Valerius cupped her cheek in his hand. She was so beautiful. Courageous.
Unlike him, she had morals and kindness.
He had no right to touch something so precious, so priceless. "I am not a decent man, Tabitha. I have destroyed everyone I've ever touched and you... you are goodness. You have to leave while you can. Please. You can't stay with me. I'll destroy you, too. I know I will."
"Valerius," she said, taking his hand into hers. She felt his aching need to touch her. Felt his desire to keep her safe and protect her.
Pulling him into her arms, she held him quietly in the darkness. "You are a good man, Valerius Magnus. You are honor and decency, and I'll hurt anyone who says otherwise... even you."
Valerius closed his eyes as he held her. He cupped her head in his hand and savored her warmth and kindness.
And in that moment, he realized something that terrified him more than anything else.

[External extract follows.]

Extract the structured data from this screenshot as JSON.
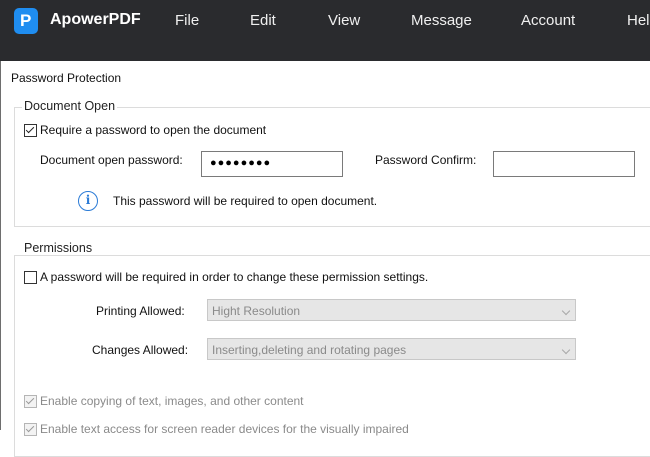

He was falling in love with Tabitha Devereaux. Brazen temptress, vampire slayer, complete uncouth lunatic woman that she was, he loved her.
And there was no way he could have her. None.
What was he going to do?
How could he give up the only thing he'd ever had that was worth anything? Yet it was because he loved her that he understood why he had to do this.
She belonged with her family and he belonged to Artemis.
He'd sworn himself to the goddess's service centuries ago. The only way for a Dark-Hunter to be free of that oath was for someone to love them enough to survive Artemis's test.
Amanda had loved Kyrian enough. Sunshine had loved Talon, and Astrid had loved Zarek.
Tabitha was certainly strong enough to survive the test. But could a woman like her ever love someone like him enough to free him?
Even as the thought went through his head, he realized just how stupid he was.
Artemis wasn't about to let another Dark-Hunter go free, and even if she was, Tabitha would never be his. He refused to ever come between her and her family.
He might need her, but in the end, she needed them a lot more. He was used to surviving alone. She wasn't.
He wasn't cruel enough to ask her to choose the impossible when the impossible would cost her everything she held dear.